Domestic and small business consumers buy electrical energy at a constant price. So their meters measure units. There is a sort of cross-subsidy in place, with small cheaper bands at the bottom end of each month's purchase, paid for from a lightly surcharged cost on all units over a certain amount, meaning that those in mansions subsidise, at a very small cost, those in small houses and flats.

But as a business grows it moves into a range of more complex tariffs that start including power, as well as energy, until the very largest consumers are basically paying for power, the maximum demand they hit each month.

There are many good reasons for this mix of power and energy components, the main one being that new capital development, the new power stations and other heavy duty infrastructure, is largely the result of the peak power demand, and that is almost a direct result of what heavy industry, mining and large-commercial enterprises drive. So their tariffs need to cover the new capital.

But there are also many advantages for these major consumers. If they can reduce their maximum demand, while at the same time spreading their energy consumption more evenly across the day, they can reduce their unit energy costs significantly.

Efficiency pays. This is why in some major factories even things like the canteen boilers and stoves are switched off for a couple of minutes, while a large machine is turned on with its accompanying surge of power demand, to keep the maximum demand level as low as possible.

Smart metering, while it allows Zesa to move towards prepaid power supplies even for its largest consumers, also allows those same consumers to monitor their power and energy consumption a lot better and make sensible decisions to raise what is called their load factor.

They pay on maximum demand, regardless of whether that maximum lasts one minute or all day.

A 100 percent load factor would mean that they were using a constant maximum demand 24/7, a one percent load factor would mean they were using just one percent of the energy they were paying for through the maximum demand tariff.

So financial managers try and press production managers to go for the spreading of loads and so get high load factors.

The same sort of complex metering could presumably make it easy to allow net metering for those large consumers with solar supplies, being able to sell their solar power to Zesa when they were not using the panels.
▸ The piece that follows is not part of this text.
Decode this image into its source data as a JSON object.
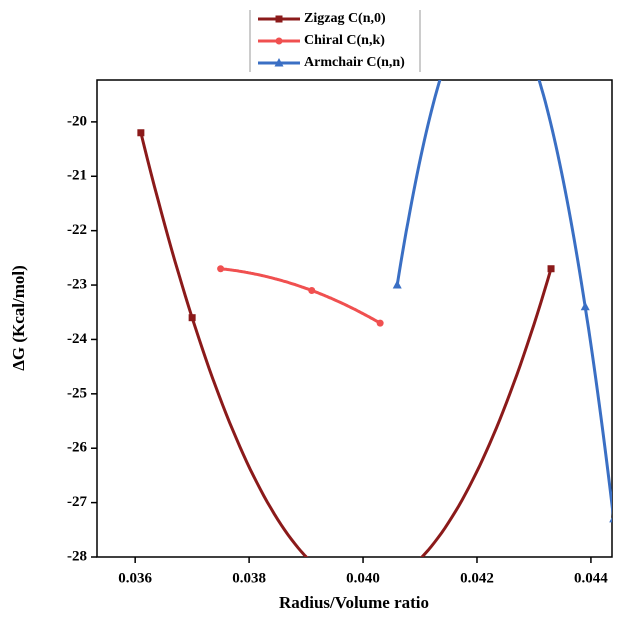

At the same time, the introduction of these smart meters and prepaid supplies would allow Zesa to claw back the large sums it is owed, automatically, without damaging their customers and without relying on payment plans that are sometimes shelved.

When householder consumers were switched over, most owed Zesa money. There was a simple process that 20 percent of what they paid each month went on paying off the debt, a reasonable percentage so the debt would not be eternal, but at the same time an affordable extra.

Something similar in business would work as well. The payment plan would be both automatic and impossible to miss payments.

The advantages are so many, and with the technology available, Zesa needs to move very quickly to bring all consumers into the prepaid orbit, and consumers should welcome the moral pressure they will then be able to exert on Zesa, since having paid for the supply they are entitled to get it.